Esse é o mesmo alerta que fazemos sobre a otimização para IA em geral: sem medição sólida, é fácil pagar por promessas. Antes de fechar qualquer pacote, exija transparência sobre como a citação é contada, em quais mecanismos e com que frequência.
O que a sua marca deve fazer agora
Para quem anuncia, a recomendação prática tem três camadas. Primeiro, entenda sua linha de base: como a IA fala da sua marca hoje, antes de contratar qualquer serviço. Segundo, questione a metodologia de qualquer fornecedor e desconfie de números redondos sem lastro. Terceiro, não terceirize o fundamento: presença consistente em IA nasce de autoridade real, algo que reforçamos ao explicar por que o reconhecimento passou a valer mais que a posição e ao detalhar as regras que o Google definiu para o GEO.
Citação é a nova impressão
O surgimento desse mercado confirma uma mudança de fundo: a atenção migrou para dentro da resposta de IA, e quem controla conteúdo de qualidade quer monetizar essa migração. Para as marcas, é uma oportunidade e uma armadilha ao mesmo tempo. Oportunidade porque há um novo canal de visibilidade se estruturando. Armadilha porque, sem padrão de medição, dá para gastar muito e comprovar pouco. O caminho maduro é participar desse jogo com ceticismo saudável, medindo antes e depois, e sem abrir mão do que sempre sustentou reputação: ser, de fato, uma fonte que merece ser citada.
Perguntas frequentes
O que significa vender visibilidade em IA?
É oferecer às marcas produtos que aumentam quantas vezes elas são citadas ou mencionadas dentro das respostas de mecanismos de IA como ChatGPT e Gemini, tratando essa citação como uma métrica comercial.
Quais publishers já entraram nesse mercado?
Segundo a Digiday, Future, Time, Forbes, Axios e The Washington Post estão desenvolvendo ou já vendendo ofertas de GEO. A Future comercializa a ferramenta Future Optic e a Time foca em sentimento de marca.

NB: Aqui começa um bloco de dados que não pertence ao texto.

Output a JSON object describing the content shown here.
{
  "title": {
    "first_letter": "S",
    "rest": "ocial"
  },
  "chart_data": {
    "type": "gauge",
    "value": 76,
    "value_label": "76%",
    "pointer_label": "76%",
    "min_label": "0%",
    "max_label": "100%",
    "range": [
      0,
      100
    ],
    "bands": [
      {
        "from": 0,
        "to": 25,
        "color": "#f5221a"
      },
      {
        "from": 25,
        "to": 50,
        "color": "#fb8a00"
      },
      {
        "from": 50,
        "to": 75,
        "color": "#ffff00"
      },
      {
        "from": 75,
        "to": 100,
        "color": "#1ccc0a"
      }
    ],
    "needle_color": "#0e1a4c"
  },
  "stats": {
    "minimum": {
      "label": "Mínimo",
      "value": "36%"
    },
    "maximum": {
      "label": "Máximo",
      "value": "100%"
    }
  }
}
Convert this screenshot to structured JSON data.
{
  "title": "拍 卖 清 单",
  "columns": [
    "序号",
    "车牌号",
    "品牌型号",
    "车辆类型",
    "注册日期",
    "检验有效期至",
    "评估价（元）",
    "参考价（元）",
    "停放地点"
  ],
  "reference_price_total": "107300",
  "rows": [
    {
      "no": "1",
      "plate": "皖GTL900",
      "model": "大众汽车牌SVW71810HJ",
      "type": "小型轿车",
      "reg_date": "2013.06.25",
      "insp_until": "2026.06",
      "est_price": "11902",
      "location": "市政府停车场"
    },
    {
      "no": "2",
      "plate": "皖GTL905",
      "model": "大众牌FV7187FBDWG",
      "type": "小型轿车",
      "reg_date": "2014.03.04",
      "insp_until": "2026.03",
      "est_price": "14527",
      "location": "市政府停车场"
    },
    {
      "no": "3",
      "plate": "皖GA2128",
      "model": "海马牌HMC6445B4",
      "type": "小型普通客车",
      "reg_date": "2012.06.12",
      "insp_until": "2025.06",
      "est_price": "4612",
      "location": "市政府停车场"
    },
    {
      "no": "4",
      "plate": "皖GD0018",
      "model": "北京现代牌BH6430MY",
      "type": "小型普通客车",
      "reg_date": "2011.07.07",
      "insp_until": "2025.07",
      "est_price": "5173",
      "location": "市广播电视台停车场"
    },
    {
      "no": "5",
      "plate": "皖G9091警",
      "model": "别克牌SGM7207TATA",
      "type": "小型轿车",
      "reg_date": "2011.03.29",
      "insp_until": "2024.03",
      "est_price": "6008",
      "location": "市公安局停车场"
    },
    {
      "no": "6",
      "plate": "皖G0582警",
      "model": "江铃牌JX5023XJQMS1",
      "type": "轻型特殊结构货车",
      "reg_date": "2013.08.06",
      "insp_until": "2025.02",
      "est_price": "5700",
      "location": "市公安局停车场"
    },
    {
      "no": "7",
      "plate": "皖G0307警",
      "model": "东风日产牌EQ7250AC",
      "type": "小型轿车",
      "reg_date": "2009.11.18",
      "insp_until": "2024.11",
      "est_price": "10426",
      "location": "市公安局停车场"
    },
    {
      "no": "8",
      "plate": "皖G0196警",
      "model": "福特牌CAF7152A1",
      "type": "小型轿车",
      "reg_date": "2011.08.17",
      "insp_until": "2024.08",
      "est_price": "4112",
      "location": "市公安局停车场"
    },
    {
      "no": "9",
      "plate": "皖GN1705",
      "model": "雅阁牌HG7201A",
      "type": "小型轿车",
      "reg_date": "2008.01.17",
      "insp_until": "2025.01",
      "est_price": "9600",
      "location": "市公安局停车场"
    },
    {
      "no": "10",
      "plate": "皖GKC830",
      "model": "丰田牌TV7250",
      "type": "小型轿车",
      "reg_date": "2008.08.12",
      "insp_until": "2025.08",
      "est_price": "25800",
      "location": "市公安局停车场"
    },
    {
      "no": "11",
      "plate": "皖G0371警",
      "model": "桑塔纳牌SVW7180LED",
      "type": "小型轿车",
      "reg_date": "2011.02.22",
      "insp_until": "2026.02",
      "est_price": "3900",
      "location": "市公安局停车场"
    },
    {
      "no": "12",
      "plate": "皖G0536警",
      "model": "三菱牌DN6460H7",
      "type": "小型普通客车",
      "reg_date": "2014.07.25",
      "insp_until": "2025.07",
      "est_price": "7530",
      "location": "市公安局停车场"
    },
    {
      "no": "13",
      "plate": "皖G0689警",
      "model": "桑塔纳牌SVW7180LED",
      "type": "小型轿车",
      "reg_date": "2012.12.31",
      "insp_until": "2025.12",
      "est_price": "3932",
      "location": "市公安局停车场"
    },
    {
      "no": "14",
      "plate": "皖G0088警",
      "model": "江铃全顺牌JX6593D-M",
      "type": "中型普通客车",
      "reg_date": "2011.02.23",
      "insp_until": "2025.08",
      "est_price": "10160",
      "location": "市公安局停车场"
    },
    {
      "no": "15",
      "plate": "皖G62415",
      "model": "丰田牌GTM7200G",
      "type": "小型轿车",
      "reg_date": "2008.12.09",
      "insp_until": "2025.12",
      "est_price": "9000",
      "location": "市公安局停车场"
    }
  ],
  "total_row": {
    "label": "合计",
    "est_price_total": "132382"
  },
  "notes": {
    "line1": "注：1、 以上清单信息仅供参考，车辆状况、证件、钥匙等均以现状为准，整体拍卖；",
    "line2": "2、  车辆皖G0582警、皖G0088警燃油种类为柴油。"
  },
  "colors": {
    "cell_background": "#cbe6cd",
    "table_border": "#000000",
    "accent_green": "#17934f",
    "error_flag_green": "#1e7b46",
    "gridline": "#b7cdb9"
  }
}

Qual é o principal risco de contratar esses serviços?
A falta de um padrão de medição. Cada fornecedor mede a visibilidade em IA de um jeito, com resultados inconsistentes, o que dificulta comparar ofertas e comprovar retorno.
Citação em IA substitui a impressão publicitária?
Não substitui, mas soma. A citação vira uma nova moeda ao lado do alcance de audiência e do desempenho em busca, refletindo a migração da atenção para dentro das respostas de IA.
Como preparar minha marca antes de contratar GEO?
Estabeleça uma linha de base de como a IA fala da sua marca, questione a metodologia do fornecedor e invista em autoridade real, que é o que sustenta a presença consistente em IA.